Jesus surprises them, instead saying: “Give them some food yourselves.”  They are stunned.  “Are we to buy 200 days wages worth of food and give them something to eat?”

He asks them, “”How many loaves do you have?  Go and see.”

It is important not to rush past this question.  Having read the spoilers, we know the answer: five loaves and two fish.  And we know what Jesus will do, and how the more than five thousand will be fed that day, and how there will even be twelve baskets of food left over.

But let us ponder for a moment this command and question of Jesus.  It is not enough for Jesus that His disciples hear His words as a message to be learned and taught.  Rather, He wishes for them to share in His heart, in His mission.  Nor can they pray from a safe distance for God to “take care of” the issue.  They are to be an integral part of His work.

First, however, they must come face to face with their inadequacy.  What do they have to offer? “Go and see.”  They are to encounter, concretely, their own inability to provide for the people.  On their own, they do not have what it takes.  They need God to work.  And yet, in the mystery of salvation, God calls them (and us) to cooperate with His work.  Our own experience of poverty does not exempt us from mission.  Humility rather makes room for God to work, but He nonetheless elevates us, drawing us into His divine mission.

The disciples bring the five loaves and two fish to Jesus.  Jesus could have fed the crowd with just one loaf, or with the bread and not the fish.  Or, being God, He could have provided His own loaf and fish.  Instead, He asked that they give what little they had, and all that they had. 

God invites us to experience our poverty, our nothingness—but then asks us to give anyway.  He loves us in our poverty, but doesn’t leave us there: He invites us to make a gift of what we have—all of it.  Sometimes we object because it seems too much.  But just as often, we object because it seems too little.

We prefer grandiose gestures, which make us look or feel good.  When God invites us to give lesser things, we balk.

Caryll Houselander writes of the woman who had a great desire to sacrifice her life to God as missionary martyr to cannibals, and was disgruntled that He never took her up on her offer.  But she was unwilling to offer God the sufferings of her infirmities and old age. 

“I knew once the primmest old invalid lady who could well have offered her helplessness to God, but she had a grievance against Him because He had not permitted her to be eaten by a cannibal for the Faith; she could not accept herself as a sick woman, but she would have achieved heroic virtue as a cutlet!” (Reed of God, p. 50)

We like to think of our saints as superheroes. But Saint Therese of Lisieux was by all accounts so “boring” that her fellow sisters feared there would be nothing to write in her obituary.  Hers was not a life of great deeds, but of great love. She offered to God the smallest of things—and all things—with this love, and in so doing became a great saint.  She was aware of her poverty and weakness and littleness, and so made room for God to act in her life in very big ways.
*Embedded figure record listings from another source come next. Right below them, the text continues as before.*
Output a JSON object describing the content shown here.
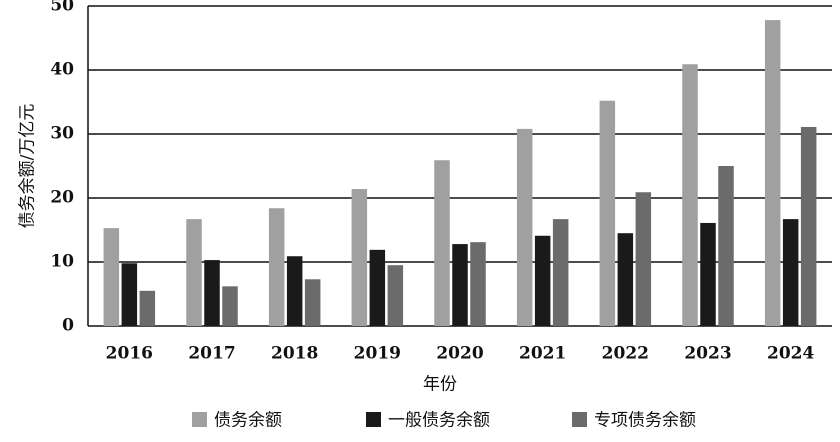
{
  "chart_data": {
    "type": "bar",
    "x_label": "年份",
    "y_label": "债务余额/万亿元",
    "categories": [
      "2016",
      "2017",
      "2018",
      "2019",
      "2020",
      "2021",
      "2022",
      "2023",
      "2024"
    ],
    "series": [
      {
        "name": "债务余额",
        "color": "#a0a0a0",
        "values": [
          15.3,
          16.7,
          18.4,
          21.4,
          25.9,
          30.8,
          35.2,
          40.9,
          47.8
        ]
      },
      {
        "name": "一般债务余额",
        "color": "#1a1a1a",
        "values": [
          9.8,
          10.3,
          10.9,
          11.9,
          12.8,
          14.1,
          14.5,
          16.1,
          16.7
        ]
      },
      {
        "name": "专项债务余额",
        "color": "#6b6b6b",
        "values": [
          5.5,
          6.2,
          7.3,
          9.5,
          13.1,
          16.7,
          20.9,
          25.0,
          31.1
        ]
      }
    ],
    "ylim": [
      0,
      50
    ],
    "yticks": [
      0,
      10,
      20,
      30,
      40,
      50
    ],
    "grid": true
  }
}
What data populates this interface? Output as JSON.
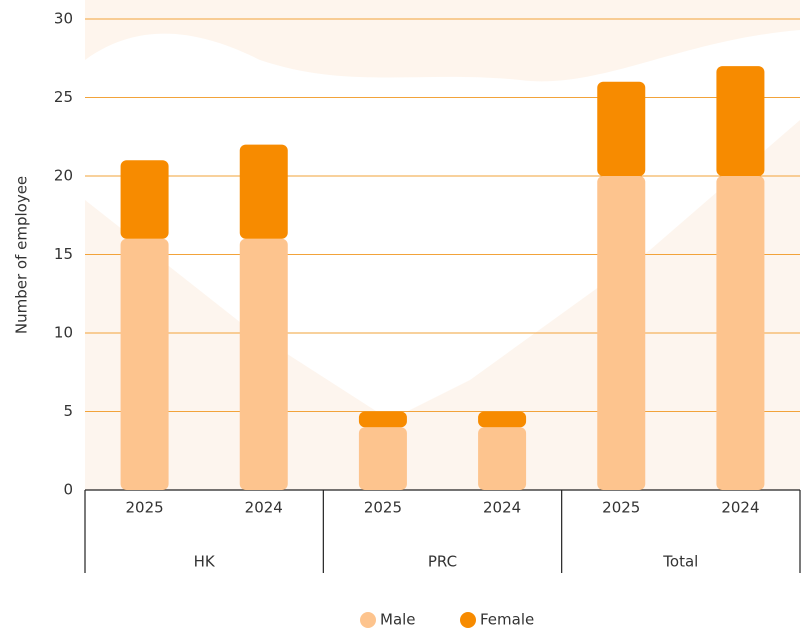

Father Walter Ciszek, on the other hand, lived a life of remarkable strength and courage.  He became a priest, and then went to Russia as a secret missionary.  His daily life there was one of marked suffering, even before he was arrested (accused as a spy) and imprisoned; he was tortured, and later sent the Gulag in Siberia.  The details of his sufferings are astounding, and can only be called heroic.  Yet for Father Ciszek, the defining moment of his life, his “conversion,” was a moment of abject failure.

While imprisoned he was subject to routine torture in a effort to get him to make a false confession.  He was determined to resist; determined to outwit his captors; determined if necessary to die for Christ.  Instead he capitulated and signed.

He was devastated; it was a moment of “great darkness” as he confronted his failure, his poverty, the realization that he did not in fact “have what it takes.”  Then suddenly grace gave birth to profound freedom, as he realized that it was precisely his weakness that God was asking of Him.  He had been relying on His own strength; henceforth he would trust completely in God’s will.

Very few of us will be called in the next twenty-four hours to make heroic offerings to God. Yet each of us is invited into the heart of Christ, to give what we have at His asking.  To begin with that first step in trust—to put bread into that first pair of hands, and then another, and then another.  To watch with reverent awe as God multiplies our poverty into abundance.